Berunding untuk kalah


image

Rambut pendeku hari ini jadi keriting, setiap berjalan dia menggantung-gantung, bergerak sangat lucu, aku tertawa melihatnya, ini yang aku mau dari dulu. Mungkin besok aku akan membuatnya jadi permanen ke salon. Hidup itu penuh kejutan, tapi aku tidak akan sampai membuat rambut jadi panjang, tidak akan jadi suka dipanggil ‘neng’, tidak akan percaya bahwa coklat bisa memendam gundah.

Sore yang tak hujan, sore dengan sisa rambut keriting yang tak lagi menggantung-gantung, sepertinya aku mulai berunding untuk kalah. Aku seperti pernah menulis kata ‘Maaf, aku menyerah, aku kalah’ tapi entah dimana tepatnya.

Pada tebing-tebing tinggi dimana ilalang dapat tumbuh dengan liar tapi bukan musimnya lagi sekarang, pada angin-angin yang tak berhembus sepoi-sepoi karena digantikan hujan, pada matahari yang sebentar lagi akan tenggelam. Aku mendadak kehilangan kesempatan setelah banyak berujar dalam-dalam, mewanti-wanti untuk tak lagi bodoh, meneriaki hati untuk tak lagi lemah. Aku menyerah, aku kalah.

Sementara disana . . .

*

Salam, Nona.
Pagi ini, aku menjemput embun-embun di ilalang diantara pagi yang tak pernah lupa janji bersama matahari terbit. Bahwa sesunggunya Aku hanya diutus bunga-bunga warna emas untuk memastikan hati Nona tidak mati, untuk menengok apakah hati Nona masih bisa berbunga-bunga warna pelangi seperti dulu. Sudah merasakan lagi Nona? Ah baiklah, tugasku selesai.
Aku pergi Nona, baik-baiklah disana, tempatkan hati pada tempatnya. Rasakan apa yang bukan samar-samar. Kembalilah memetik ilalang, mengaguminya, lalu kau buang ke air terjun. Seperti itulah kembali, setidaknya kau akan baik-baik saja.

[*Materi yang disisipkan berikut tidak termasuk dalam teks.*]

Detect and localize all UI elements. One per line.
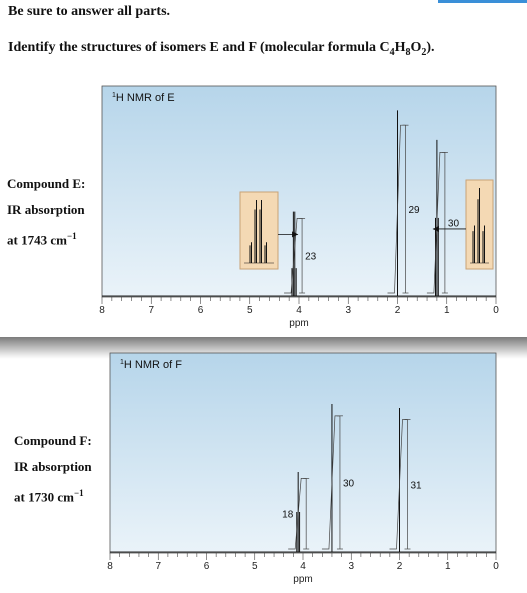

Nona, jangan menyangka kita harus selalu menyelesaikan satu putaran permainan, aku bukan pemainnya, dan kau, Nona, tidak pernah benar-benar bermain denganku, aku hanya sekilas menemami dan kembali pada titah sang bunga-bunga emas untuk memastikan hati Nona tidak mati.

Tugas selesai,

Nona senang,

aku pulang.

Ingat Nona, jangan pernah merasa kehilangan, karena sebanarnya kamu tidak pernah memiliki. 

*

di Sore, di mata yang tak terjangkau. untuk bunga-bunga emas.